Color Extractor

A Flask web app that identifies the 10 most common colors in any uploaded image

Posted by CM-WebDev on November 10, 2025

Project Overview

The Top 10 Color Extractor is a lightweight Flask web application that analyzes any uploaded image and returns its ten most dominant colors. Built as part of the 100 Days of Code journey, this project demonstrates practical image processing with NumPy and Pillow, wrapped in a minimal Flask interface. The goal was to focus on clean, maintainable code that follows best practices — clear separation of logic, stateless processing, and a simple, responsive front end.

Core Technologies

  • Python 3
  • Flask (web framework)
  • Pillow (image handling)
  • NumPy (pixel quantization and frequency counting)
  • HTML & CSS for a clean UI

Technical Execution & Problem Solving

The image is processed entirely in memory — no temporary files — ensuring a stateless, efficient flow. Using NumPy’s vectorized operations, the algorithm quantizes RGB values to merge near-identical shades, greatly improving both performance and accuracy. Downscaling images to a manageable size keeps the processing lightweight without affecting color proportions.
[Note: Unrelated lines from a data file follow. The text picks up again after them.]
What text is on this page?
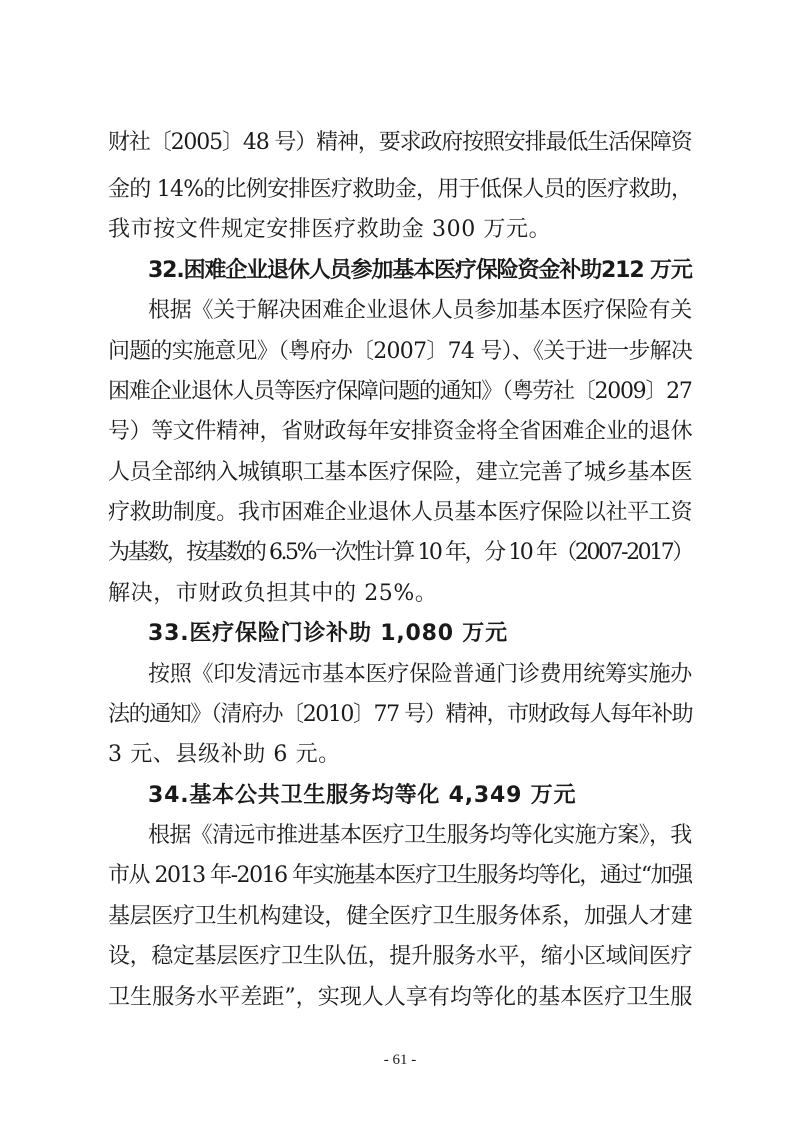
财社〔2005〕48 号）精神，要求政府按照安排最低生活保障资
金的 14%的比例安排医疗救助金，用于低保人员的医疗救助，
我市按文件规定安排医疗救助金 300 万元。
32.困难企业退休人员参加基本医疗保险资金补助212 万元
根据《关于解决困难企业退休人员参加基本医疗保险有关
问题的实施意见》（粤府办〔2007〕74 号）、《关于进一步解决
困难企业退休人员等医疗保障问题的通知》（粤劳社〔2009〕27
号）等文件精神，省财政每年安排资金将全省困难企业的退休
人员全部纳入城镇职工基本医疗保险，建立完善了城乡基本医
疗救助制度。我市困难企业退休人员基本医疗保险以社平工资
为基数，按基数的 6.5%一次性计算 10 年，分 10 年（2007-2017）
解决，市财政负担其中的 25%。
33.医疗保险门诊补助 1,080 万元
按照《印发清远市基本医疗保险普通门诊费用统筹实施办
法的通知》（清府办〔2010〕77 号）精神，市财政每人每年补助
3 元、县级补助 6 元。
34.基本公共卫生服务均等化 4,349 万元
根据《清远市推进基本医疗卫生服务均等化实施方案》，我
市从 2013 年-2016 年实施基本医疗卫生服务均等化，通过“加强
基层医疗卫生机构建设，健全医疗卫生服务体系，加强人才建
设，稳定基层医疗卫生队伍，提升服务水平，缩小区域间医疗
卫生服务水平差距”，实现人人享有均等化的基本医疗卫生服
- 61 -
A ColorCount dataclass structures the output neatly, while Jinja2 templates handle display logic. The design prioritizes user experience with clear color swatches, HEX codes, and relative frequency bars.

Key Features

  • Uploads any image format (JPEG, PNG, etc.)
  • Returns top 10 colors with HEX and RGB values
  • Displays frequency bars representing each color’s ratio
  • Stateless and fast — no server-side storage

Demonstrated Skill Set

  • Flask app architecture and routing
  • In-memory file handling and image preprocessing
  • Practical NumPy vectorization and quantization
  • Clean, production-style project structure
  • Attention to UX/UI balance for developer tools

Reflection

This project reinforced the importance of building small, purposeful tools that demonstrate best practices in both backend logic and frontend presentation. The experience also highlighted how careful quantization can turn noisy data (millions of similar pixels) into clear, meaningful insights. Next steps could include exporting palettes as CSS variables or integrating k-means clustering for more perceptual grouping.